[PATCH v2] btrfs: fix zoned sub_group leak on space_info sysfs failure

[Guangshuo Li]

On zoned filesystems, create_space_info() creates space_info sub_groups
for the primary DATA and METADATA space infos.

Before this change, the sub_group was created before registering the
parent space_info in sysfs. If the sub_group registration succeeded but
the parent btrfs_sysfs_add_space_info_type() call failed, the parent
space_info was released through its kobject release path while the
already published sub_group was left behind. The sub_group also kept its
logical parent pointer, which then pointed at freed memory.

Fix this by making btrfs_sysfs_remove_space_info() responsible for
removing any sub_groups before removing the space_info itself. Then
register the parent space_info before creating zoned sub_groups. With
that order, a parent registration failure has no sub_groups to unwind;
if sub_group creation fails, btrfs_sysfs_remove_space_info() can tear
down the parent and any sub_groups created so far.

This also keeps check_removing_space_info() as a pure checker by moving
sub_group removal into the common sysfs removal helper.

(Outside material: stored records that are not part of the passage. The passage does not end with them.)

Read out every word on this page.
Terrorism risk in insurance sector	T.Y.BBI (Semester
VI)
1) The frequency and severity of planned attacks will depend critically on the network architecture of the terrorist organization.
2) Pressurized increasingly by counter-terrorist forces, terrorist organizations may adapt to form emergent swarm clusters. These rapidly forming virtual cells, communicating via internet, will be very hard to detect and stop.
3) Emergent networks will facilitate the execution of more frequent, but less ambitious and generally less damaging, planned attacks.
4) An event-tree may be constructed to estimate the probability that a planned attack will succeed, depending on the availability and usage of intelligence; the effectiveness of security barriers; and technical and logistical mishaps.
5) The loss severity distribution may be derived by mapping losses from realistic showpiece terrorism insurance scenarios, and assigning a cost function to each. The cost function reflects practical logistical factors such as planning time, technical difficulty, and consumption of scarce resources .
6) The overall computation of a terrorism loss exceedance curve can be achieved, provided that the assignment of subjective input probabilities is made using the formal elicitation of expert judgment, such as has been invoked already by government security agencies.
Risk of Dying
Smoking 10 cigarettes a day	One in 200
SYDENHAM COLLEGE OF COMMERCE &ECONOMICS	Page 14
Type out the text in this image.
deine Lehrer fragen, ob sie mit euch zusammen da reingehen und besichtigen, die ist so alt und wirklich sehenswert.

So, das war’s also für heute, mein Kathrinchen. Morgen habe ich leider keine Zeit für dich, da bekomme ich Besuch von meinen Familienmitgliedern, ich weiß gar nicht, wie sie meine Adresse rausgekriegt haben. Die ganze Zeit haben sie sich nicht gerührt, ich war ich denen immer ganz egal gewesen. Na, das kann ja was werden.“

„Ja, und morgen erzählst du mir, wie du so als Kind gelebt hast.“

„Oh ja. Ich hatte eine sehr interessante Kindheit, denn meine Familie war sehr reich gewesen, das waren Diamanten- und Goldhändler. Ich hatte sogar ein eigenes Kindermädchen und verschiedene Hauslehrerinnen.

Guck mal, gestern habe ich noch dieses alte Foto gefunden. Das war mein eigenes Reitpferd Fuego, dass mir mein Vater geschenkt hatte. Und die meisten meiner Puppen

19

Fixes: f92ee31e031c7 ("btrfs: introduce btrfs_space_info sub-group")
Suggested-by: Naohiro Aota <naohiro.aota@xxxxxxx>
Signed-off-by: Guangshuo Li <lgs201920130244@xxxxxxxxx>
---
v2:
  - Make btrfs_sysfs_remove_space_info() remove sub_groups before removing
    the space_info itself, as suggested by Naohiro.
  - Register the parent space_info before creating zoned sub_groups in
    create_space_info().
  - Use btrfs_sysfs_remove_space_info() to unwind the parent when sub_group
    creation fails.
  - Remove sub_group removal from check_removing_space_info(), keeping it as
    a pure checker.
  - Use ARRAY_SIZE(space_info->sub_group) instead of
    BTRFS_SPACE_INFO_SUB_GROUP_MAX.

 fs/btrfs/block-group.c |  5 +----
 fs/btrfs/space-info.c  | 14 +++++++-------
 fs/btrfs/sysfs.c       | 16 ++++++++++++++++
 3 files changed, 24 insertions(+), 11 deletions(-)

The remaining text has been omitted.